The first case is about hate speech in the US, where somebody wrote an essay for a prominent media outlet on why he hates black people. Look at how other media and the anti-defamation leagues (not to mention national politicians) immediately pounced on it.
You don’t see that happening often enough in Japan–and when human rights groups and activists like us do react (often successfully), we get accused of “Western moralizing” (a la Gregory Clark), cultural imperialism, or worse of all censorship or denial of freedom of speech.
The US, for one, has long progressed beyond that. They don’t necessarily arrest the perpetrator, but in the following case, the media and pundits came through to debate him down.
In a similar example in Japan, the GAIJIN HANZAI magazine, the Japanese press just about completely ignored it, and it was up to us domestic bloggers and activists to tell the distributors to disavow. Which they did, eventually.
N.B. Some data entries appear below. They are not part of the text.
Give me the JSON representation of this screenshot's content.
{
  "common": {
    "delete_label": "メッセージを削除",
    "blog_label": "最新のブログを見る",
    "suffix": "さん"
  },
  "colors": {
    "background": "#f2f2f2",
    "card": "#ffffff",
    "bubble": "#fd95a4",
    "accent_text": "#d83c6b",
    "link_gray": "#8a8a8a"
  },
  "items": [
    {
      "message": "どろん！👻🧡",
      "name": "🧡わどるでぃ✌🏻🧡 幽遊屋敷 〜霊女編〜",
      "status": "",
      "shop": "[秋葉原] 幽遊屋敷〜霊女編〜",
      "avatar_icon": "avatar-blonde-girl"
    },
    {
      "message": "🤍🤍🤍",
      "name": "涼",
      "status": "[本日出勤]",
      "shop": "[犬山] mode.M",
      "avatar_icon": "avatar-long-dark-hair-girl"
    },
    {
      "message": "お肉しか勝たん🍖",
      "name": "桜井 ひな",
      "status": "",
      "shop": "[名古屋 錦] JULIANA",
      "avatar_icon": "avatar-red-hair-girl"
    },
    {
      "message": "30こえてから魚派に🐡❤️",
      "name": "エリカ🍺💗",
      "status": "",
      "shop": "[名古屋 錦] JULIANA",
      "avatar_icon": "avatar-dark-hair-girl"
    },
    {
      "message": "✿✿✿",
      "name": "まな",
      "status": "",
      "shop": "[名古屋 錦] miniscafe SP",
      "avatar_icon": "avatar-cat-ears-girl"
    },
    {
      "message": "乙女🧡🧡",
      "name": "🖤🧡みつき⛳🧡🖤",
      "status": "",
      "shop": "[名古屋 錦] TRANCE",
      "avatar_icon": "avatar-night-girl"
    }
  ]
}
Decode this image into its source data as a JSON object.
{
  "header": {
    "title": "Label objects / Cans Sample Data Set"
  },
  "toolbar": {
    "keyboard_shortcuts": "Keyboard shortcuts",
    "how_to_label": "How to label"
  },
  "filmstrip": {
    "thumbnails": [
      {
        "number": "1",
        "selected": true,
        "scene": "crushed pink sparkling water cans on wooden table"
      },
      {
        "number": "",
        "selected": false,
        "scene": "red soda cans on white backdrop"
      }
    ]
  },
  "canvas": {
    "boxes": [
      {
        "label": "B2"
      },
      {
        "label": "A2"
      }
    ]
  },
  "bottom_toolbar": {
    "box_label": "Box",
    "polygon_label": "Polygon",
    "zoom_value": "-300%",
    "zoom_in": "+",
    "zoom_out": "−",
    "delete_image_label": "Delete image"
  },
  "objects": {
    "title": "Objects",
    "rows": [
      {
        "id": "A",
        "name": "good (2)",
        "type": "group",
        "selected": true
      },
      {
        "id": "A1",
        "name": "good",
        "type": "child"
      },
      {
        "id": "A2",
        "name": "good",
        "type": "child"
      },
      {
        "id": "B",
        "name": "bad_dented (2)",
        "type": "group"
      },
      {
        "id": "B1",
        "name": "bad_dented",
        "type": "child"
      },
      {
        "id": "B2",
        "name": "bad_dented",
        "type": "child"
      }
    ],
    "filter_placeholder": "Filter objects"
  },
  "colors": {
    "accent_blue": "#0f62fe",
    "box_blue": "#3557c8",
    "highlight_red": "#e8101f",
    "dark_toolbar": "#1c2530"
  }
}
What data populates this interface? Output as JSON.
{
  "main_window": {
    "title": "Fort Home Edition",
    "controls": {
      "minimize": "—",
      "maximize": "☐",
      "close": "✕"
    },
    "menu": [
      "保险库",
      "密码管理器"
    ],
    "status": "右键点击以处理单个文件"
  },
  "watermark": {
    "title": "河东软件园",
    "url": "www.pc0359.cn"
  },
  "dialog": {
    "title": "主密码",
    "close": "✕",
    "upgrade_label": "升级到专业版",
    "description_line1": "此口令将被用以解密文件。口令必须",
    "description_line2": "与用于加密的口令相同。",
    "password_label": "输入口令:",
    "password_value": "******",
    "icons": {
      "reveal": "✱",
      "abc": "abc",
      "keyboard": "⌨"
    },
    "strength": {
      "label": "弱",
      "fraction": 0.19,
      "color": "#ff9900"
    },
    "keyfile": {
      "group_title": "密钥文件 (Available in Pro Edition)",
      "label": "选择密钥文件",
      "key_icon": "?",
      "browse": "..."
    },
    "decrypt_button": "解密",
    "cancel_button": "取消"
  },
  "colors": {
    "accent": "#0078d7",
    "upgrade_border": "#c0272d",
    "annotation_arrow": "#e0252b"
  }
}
But it wouldn’t have happened otherwise, because civil society is not sufficiently developed here (not to mention is suppressed by “press club” media cartels, even more so than in the US) to set things right and make the debate arena a fair fight.
This is what prominent J politicians (even people like Education Minister Ibuki Bunmei–contrast with Nancy Pelosi below) would pooh-pooh as “human rights metabolic syndrome”? Phooey. I think it’s time, given Bunmei’s Butter comments, for people to realize that Japan’s suffering from too few human rights enforcement mechanisms, not too many. This is what people should be doing in any society.